When Year 5 finally had the opportunity to share their original poetry about waste and recycling with parents it was to a full classroom. Full of both excited youngsters and enthusiastic parents.
The pupils had been working with local writer and published poet James Nash. This followed a visit to the Recycling and Energy Recovery Facility (known as RERF) at Cross Green. They had explored what happens to the contents of their bins and how it is transformed into electricity for 20,000 homes. The thinking that then went into their creative writing was transformative too.
James led them through some of the processes he uses to write a poem: from first ideas (where they had been challenged to imagine they were a piece of rubbish in a bin); describing their journey to the recycling centre; thinking about what their senses would tell them about the experience; how they might feel at different stages on the way. These are pretty sophisticated concepts when you're only nine or ten years old! They handled it brilliantly and no-one produced any throwaway lines.
In the next session with James, Year 5 worked hard on how to edit and redraft those first ideas into a poem. They thought about what they really wanted to say and how to express it most effectively. They were looking for powerful vocabulary, great metaphors and expressive writing while considering how to organise their thinking into lines and verses, using what they had learnt about the form and structure of a poem.
While they worked on polishing and improving their poems there was lots of opportunity for them to practise reading their drafts aloud in preparation for the classroom finale sharing their work with parents, other school staff and visitors.
The journey, a furious mix of jerking and jostling,
The wall of glass intimidating
wrote one gifted poet. While another, conscious of the sound of their words and managing rhyme beautifully, said
Jumbled and tumbled,
Crumpled and rumpled
Locked in a lair
Filled with despair
Another young writer wrote,
The last journey is a sonic fast from waste to aggregate
The colossal claw is grabbing
Year 5 really enjoyed the experience of working with a ‘real, live’ poet. ‘He was really friendly,’ said one pupil, 'and he knew how to help us’.
The parents in the audience were very appreciative of the work of the class. One youngster had a sibling who had take part in a previous year’s workshop with James, and whose mum was moved to say, ’The kids’ creativity was off the scale!

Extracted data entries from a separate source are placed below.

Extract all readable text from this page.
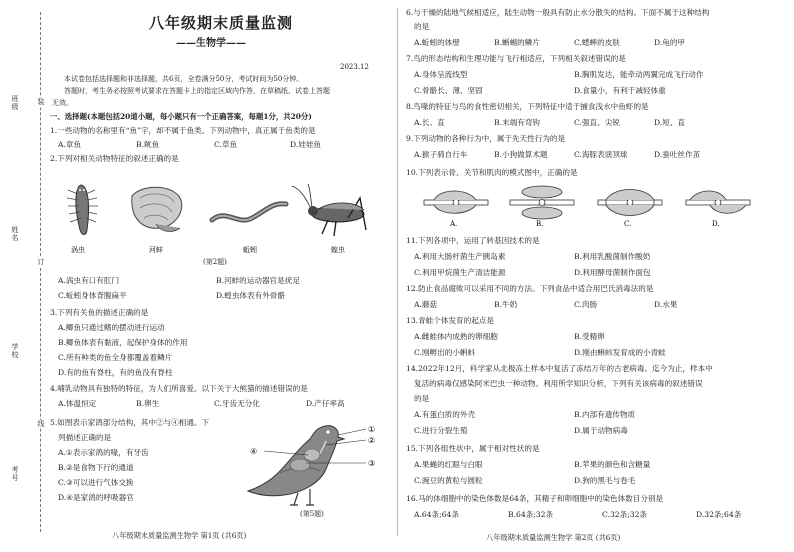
班级	装
姓名
订
学校
线
考号
八年级期末质量监测
——生物学——
2023.12
本试卷包括选择题和非选择题，共6页，全卷满分50分，考试时间为50分钟。
答题时，考生务必按照考试要求在答题卡上的指定区域内作答，在草稿纸、试卷上答题
无效。
一、选择题(本题包括20道小题，每小题只有一个正确答案，每题1分，共20分)
1.一些动物的名称里有“鱼”字，却不属于鱼类。下列动物中，真正属于鱼类的是
A.章鱼	B.鱿鱼	C.草鱼	D.娃娃鱼
2.下列对相关动物特征的叙述正确的是
涡虫	河蚌	蚯蚓	蝗虫
(第2题)
A.涡虫有口有肛门	B.河蚌的运动器官是疣足
C.蚯蚓身体背腹扁平	D.蝗虫体表有外骨骼
3.下列有关鱼的描述正确的是
A.鲫鱼只通过鳍的摆动进行运动
B.鲫鱼体表有黏液，起保护身体的作用
C.所有种类的鱼全身都覆盖着鳞片
D.有的鱼有脊柱，有的鱼没有脊柱
4.哺乳动物具有独特的特征，为人们所喜爱。以下关于大熊猫的描述错误的是
A.体温恒定	B.卵生	C.牙齿无分化	D.产仔率高
5.如图表示家鸽部分结构，其中②与④相通。下
列描述正确的是
A.①表示家鸽的喙，有牙齿
B.②是食物下行的通道
C.③可以进行气体交换
D.④是家鸽的呼吸器官
①
②
③
④
(第5题)
八年级期末质量监测生物学 第1页 (共6页)
6.与干燥的陆地气候相适应，陆生动物一般具有防止水分散失的结构。下面不属于这种结构
的是
A.蚯蚓的体壁	B.蜥蜴的鳞片	C.蟋蟀的皮肤	D.龟的甲
7.鸟的形态结构和生理功能与飞行相适应，下列相关叙述错误的是
A.身体呈流线型	B.胸肌发达，能牵动两翼完成飞行动作
C.骨骼长、薄、坚固	D.食量小，有利于减轻体重
8.鸟喙的特征与鸟的食性密切相关，下列特征中适于捕食浅水中鱼虾的是
A.长、直	B.末端有弯钩	C.强直、尖锐	D.短、直
9.下列动物的各种行为中，属于先天性行为的是
A.猴子骑自行车	B.小狗做算术题	C.海豚表演顶球	D.蚕吐丝作茧
10.下列表示骨、关节和肌肉的模式图中，正确的是
A.	B.	C.	D.
11.下列各项中，运用了转基因技术的是
A.利用大肠杆菌生产胰岛素	B.利用乳酸菌制作酸奶
C.利用甲烷菌生产清洁能源	D.利用酵母菌制作面包
12.防止食品腐败可以采用不同的方法。下列食品中适合用巴氏消毒法的是
A.蘑菇	B.牛奶	C.肉肠	D.水果
13.青蛙个体发育的起点是
A.雌蛙体内成熟的卵细胞	B.受精卵
C.刚孵出的小蝌蚪	D.刚由蝌蚪发育成的小青蛙
14.2022年12月，科学家从北极冻土样本中复活了冻结万年的古老病毒。迄今为止，样本中
复活的病毒仅感染阿米巴虫一种动物。利用所学知识分析，下列有关该病毒的叙述错误
的是
A.有蛋白质的外壳	B.内部有遗传物质
C.进行分裂生殖	D.属于动物病毒
15.下列各组性状中，属于相对性状的是
A.果蝇的红眼与白眼	B.苹果的颜色和含糖量
C.豌豆的黄粒与圆粒	D.狗的黑毛与卷毛
16.马的体细胞中的染色体数是64条，其精子和卵细胞中的染色体数目分别是
A.64条;64条	B.64条;32条	C.32条;32条	D.32条;64条
八年级期末质量监测生物学 第2页 (共6页)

It’s such a great event’.
‘They had such self-confidence in reading out their poems,’ an enthusiastic audience member said, while another valued the cross-curriculum impact of the poetry writing, ‘It was so good that it was a part of another project - a big one that they are doing - and the idea of writing from point of view of a piece of rubbish was brilliant!’
Mrs Joanne Parker, class teacher, concurred, ‘Every year we say how fantastic this poetry unit is . This felt like the best ever’.

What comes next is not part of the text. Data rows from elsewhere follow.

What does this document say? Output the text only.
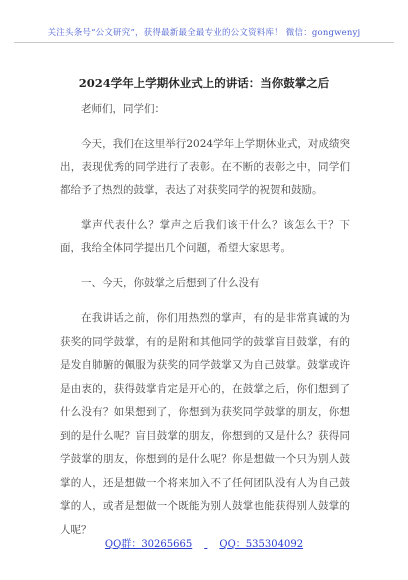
关注头条号“公文研究”，获得最新最全最专业的公文资料库！ 微信：gongwenyj
2024学年上学期休业式上的讲话：当你鼓掌之后

老师们，同学们：

今天，我们在这里举行2024学年上学期休业式，对成绩突出，表现优秀的同学进行了表彰。在不断的表彰之中，同学们都给予了热烈的鼓掌，表达了对获奖同学的祝贺和鼓励。

掌声代表什么？掌声之后我们该干什么？该怎么干？下面，我给全体同学提出几个问题，希望大家思考。

一、今天，你鼓掌之后想到了什么没有

在我讲话之前，你们用热烈的掌声，有的是非常真诚的为获奖的同学鼓掌，有的是附和其他同学的鼓掌盲目鼓掌，有的是发自肺腑的佩服为获奖的同学鼓掌又为自己鼓掌。鼓掌或许是由衷的，获得鼓掌肯定是开心的，在鼓掌之后，你们想到了什么没有？如果想到了，你想到为获奖同学鼓掌的朋友，你想到的是什么呢？盲目鼓掌的朋友，你想到的又是什么？获得同学鼓掌的朋友，你想到的是什么呢？你是想做一个只为别人鼓掌的人，还是想做一个将来加入不了任何团队没有人为自己鼓掌的人，或者是想做一个既能为别人鼓掌也能获得别人鼓掌的人呢？

QQ群：30265665	QQ：535304092
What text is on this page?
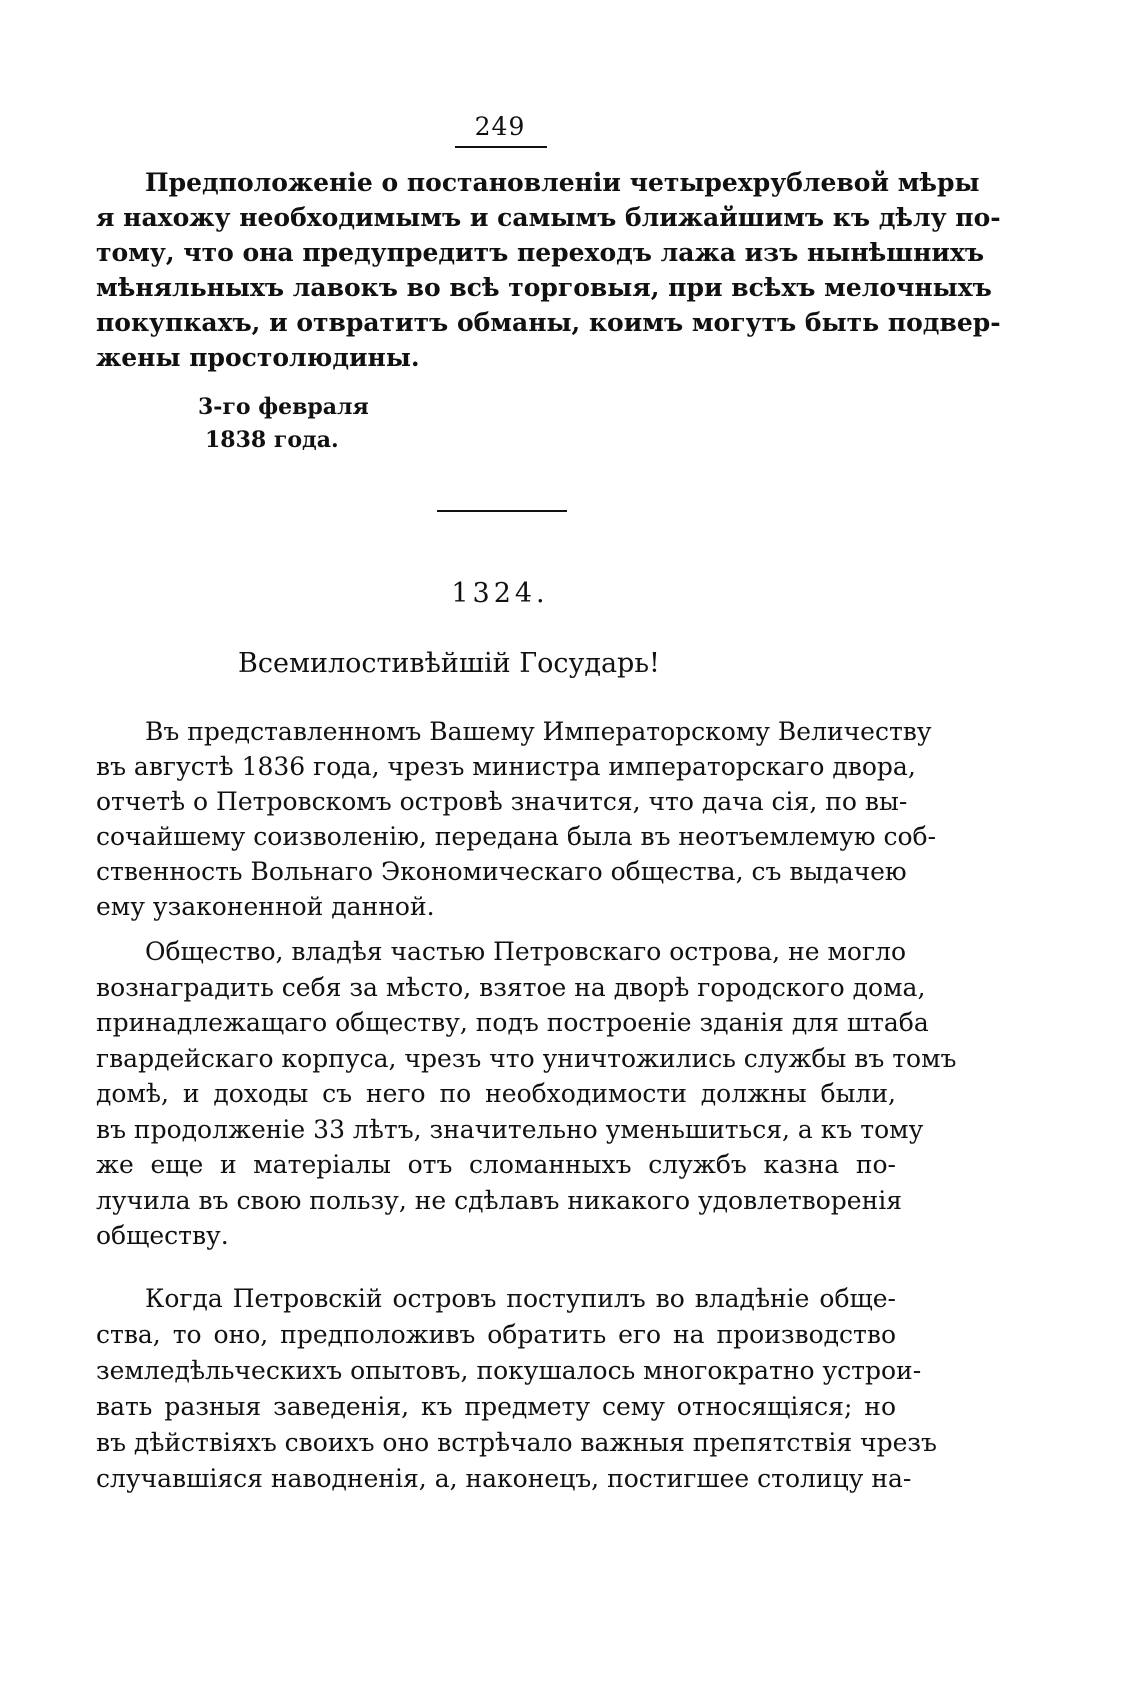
249
Предположеніе о постановленіи четырехрублевой мѣры
я нахожу необходимымъ и самымъ ближайшимъ къ дѣлу по-
тому, что она предупредитъ переходъ лажа изъ нынѣшнихъ
мѣняльныхъ лавокъ во всѣ торговыя, при всѣхъ мелочныхъ
покупкахъ, и отвратитъ обманы, коимъ могутъ быть подвер-
жены простолюдины.
3-го февраля
1838 года.
1324.
Всемилостивѣйшій Государь!
Въ представленномъ Вашему Императорскому Величеству
въ августѣ 1836 года, чрезъ министра императорскаго двора,
отчетѣ о Петровскомъ островѣ значится, что дача сія, по вы-
сочайшему соизволенію, передана была въ неотъемлемую соб-
ственность Вольнаго Экономическаго общества, съ выдачею
ему узаконенной данной.
Общество, владѣя частью Петровскаго острова, не могло
вознаградить себя за мѣсто, взятое на дворѣ городского дома,
принадлежащаго обществу, подъ построеніе зданія для штаба
гвардейскаго корпуса, чрезъ что уничтожились службы въ томъ
домѣ, и доходы съ него по необходимости должны были,
въ продолженіе 33 лѣтъ, значительно уменьшиться, а къ тому
же еще и матеріалы отъ сломанныхъ службъ казна по-
лучила въ свою пользу, не сдѣлавъ никакого удовлетворенія
обществу.
Когда Петровскій островъ поступилъ во владѣніе обще-
ства, то оно, предположивъ обратить его на производство
земледѣльческихъ опытовъ, покушалось многократно устрои-
вать разныя заведенія, къ предмету сему относящіяся; но
въ дѣйствіяхъ своихъ оно встрѣчало важныя препятствія чрезъ
случавшіяся наводненія, а, наконецъ, постигшее столицу на-
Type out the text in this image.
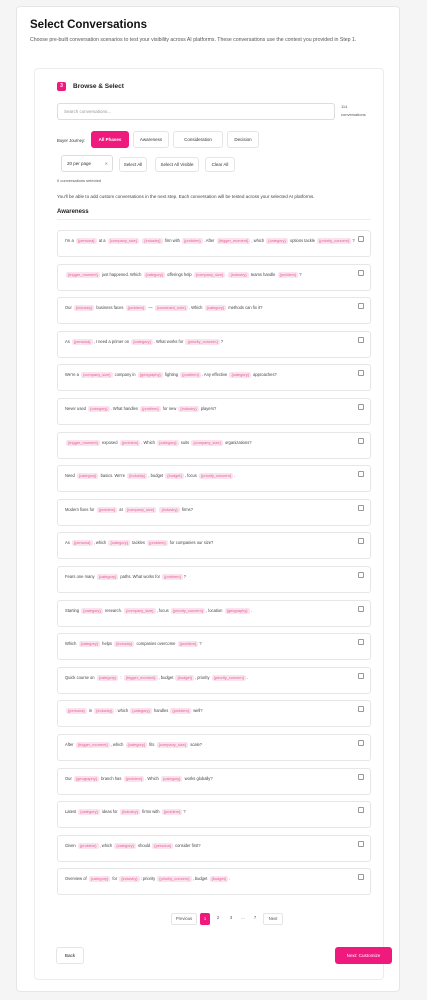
Select Conversations
Choose pre-built conversation scenarios to test your visibility across AI platforms. These conversations use the context you provided in Step 1.
3	Browse & Select
Search conversations...
114 conversations
Buyer Journey:	All Phases	Awareness	Consideration	Decision
20 per page	✕	Select All	Select All Visible	Clear All
0 conversations selected
You'll be able to add custom conversations in the next step. Each conversation will be tested across your selected AI platforms.
Awareness
I'm a {persona} at a {company_size} {industry} firm with {problem} . After {trigger_moment} , which {category} options tackle {priority_concern} ?
{trigger_moment} just happened. Which {category} offerings help {company_size} {industry} teams handle {problem} ?
Our {industry} business faces {problem} — {constraint_note} . Which {category} methods can fix it?
As {persona} , I need a primer on {category} . What works for {priority_concern} ?
We're a {company_size} company in {geography} fighting {problem} . Any effective {category} approaches?
Never used {category} . What handles {problem} for new {industry} players?
{trigger_moment} exposed {problem} . Which {category} suits {company_size} organizations?
Need {category} basics. We're {industry} , budget {budget} , focus {priority_concern} .
Modern fixes for {problem} at {company_size} {industry} firms?
As {persona} , which {category} tackles {problem} for companies our size?
Fears one many {category} paths. What works for {problem} ?
Starting {category} research. {company_size} , focus {priority_concern} , location {geography} .
Which {category} helps {industry} companies overcome {problem} ?
Quick course on {category} : {trigger_moment} , budget {budget} , priority {priority_concern} .
{persona} in {industry} : which {category} handles {problem} well?
After {trigger_moment} , which {category} fits {company_size} scale?
Our {geography} branch has {problem} . Which {category} works globally?
Latest {category} ideas for {industry} firms with {problem} ?
Given {problem} , which {category} should {persona} consider first?
Overview of {category} for {industry} : priority {priority_concern} , budget {budget} .
Previous	1	2	3	...	7	Next
Back	Next: Customize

Perhaps it’s appropriate to give a Year 5 pupil the last words,
I cannot go home now
I’ll be burnt in a furnace
Used to tarmac roads
Hurled onto a fiery rock
Gone and never coming back
Maybe the rubbish is gone and never coming back but the school staff were as one in hoping that James could indeed come back to work his transformation on the next year group.
Headingley LitFest is very grateful once again for support for this project from the Area Management Committee of Leeds City Council and the local councillors who allocate the grant.